Wednesday, 30 March 2011

I think I need a little help...

Seriously considering the possibility that I have depression. Nothing seems to be going right, I am always exhausted and my mood is dangerously low at least twice daily. I really need something to lift me. At the moment, a lot of the time I feel as if I want to burst into tears. But at school I have this strong exterior thats all smiley even though I feel like I am breaking sometimes. And every time I do look marginally less cheerful that usual I get chorus' of people asking if I am okay.

Reasons to be depressed anyway;
-Exams are coming up and I am sure to fail them.
-Sometimes, I feel as if I am alone in the world.
-Nobody loves me, never have and probably never will.
-No self confidence.
-No self-esteem.
-Shit at art.

Oooo the joys of life, ey? Never having children. Would not want to put them through the pain of life.

Friday, 18 March 2011

Kenya

Being the lazy arse that I am, I need to do something about it! The other day we were told about a Camps International school trip to Kenya to transform the lives of communities there. By building schools and buildings! Fundraise three thousand, four hundred and eighty pounds to change so many lives over there. Extremely tempted to go. Lots of money though and would take a hell of a lot of effort to raise that much money! If i did it though, it would be so worth it! :D Just thought I'd let you know, if anyone is reading...

Monday, 14 March 2011

The Big C

Recently I have thought a lot about cancer. And how that if you had cancer, you would appreciate life's little things so much more. Like the feeling of spiky grass on bare feet. The sensation of going out in a down pour of rain with no coat on. Small things that we bar ourselves against by putting on coats and wearing shoes. Having cancer and knowing that you have just weeks, months or a few short years left of this beautiful planet would make you enjoy life. The way it was meant to be enjoyed. Thing like fresh lungfuls of air. Just a thought.


Wednesday, 2 March 2011

The Midas Touch

"He's got the Midas Touch, he touched too much. Hey Goldmember, Goldmember. He's got a golden pad, he's super bad. Hey Goldmember, Goldmember." - Beyonce as Foxy Cleopatra in the Austin powers film, Goldmember.

The Midas Touch. A phrase used when people have luck and 'everything they touch turns to gold. It originates from the Greek myth of King Midas. Midas was a greedy man and the God of wealth could see that, so he gave him one wish. Midas wished that everything he touched turned to gold and his wish was   granted. He ran about his palace turning everything to gold.
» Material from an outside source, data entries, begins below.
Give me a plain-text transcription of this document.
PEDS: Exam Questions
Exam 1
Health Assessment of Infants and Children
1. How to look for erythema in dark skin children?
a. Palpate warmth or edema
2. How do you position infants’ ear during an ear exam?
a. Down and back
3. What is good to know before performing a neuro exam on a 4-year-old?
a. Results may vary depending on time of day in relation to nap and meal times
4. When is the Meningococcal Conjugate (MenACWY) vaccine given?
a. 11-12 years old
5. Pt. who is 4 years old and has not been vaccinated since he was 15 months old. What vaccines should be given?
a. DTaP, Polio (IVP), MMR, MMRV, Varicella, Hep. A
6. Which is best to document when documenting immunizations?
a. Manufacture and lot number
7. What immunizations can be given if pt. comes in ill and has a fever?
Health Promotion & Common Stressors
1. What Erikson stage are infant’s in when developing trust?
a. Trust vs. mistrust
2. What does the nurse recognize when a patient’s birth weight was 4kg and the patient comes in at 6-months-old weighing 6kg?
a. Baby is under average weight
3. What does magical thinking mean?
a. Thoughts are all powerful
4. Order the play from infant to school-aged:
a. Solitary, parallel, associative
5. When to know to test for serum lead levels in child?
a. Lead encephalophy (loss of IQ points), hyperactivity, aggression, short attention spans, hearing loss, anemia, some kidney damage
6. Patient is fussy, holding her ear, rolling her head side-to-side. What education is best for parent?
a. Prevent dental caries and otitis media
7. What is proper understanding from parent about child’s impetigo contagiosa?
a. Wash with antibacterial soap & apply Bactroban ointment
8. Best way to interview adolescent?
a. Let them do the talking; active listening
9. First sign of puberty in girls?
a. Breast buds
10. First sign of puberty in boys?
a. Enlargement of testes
He was pleased he would be so rich.


But what Midas did not count on was that when he tried to eat and drink, his food and wine, too, turned to gold. Eventually, he turned his beloved daughter into gold too. Midas begged the God to remove his wish and he was told to wash in a certain river. King Midas hurried there and bathed himself thoroughly. His wish was removed and he had learnt not to be greedy, but sadly he could not restore the life of his daughter. 

This Greek myth tells us to be grateful for what we have and not to be greedy. It tells us to be satisfied with what we have and thankful for our lives.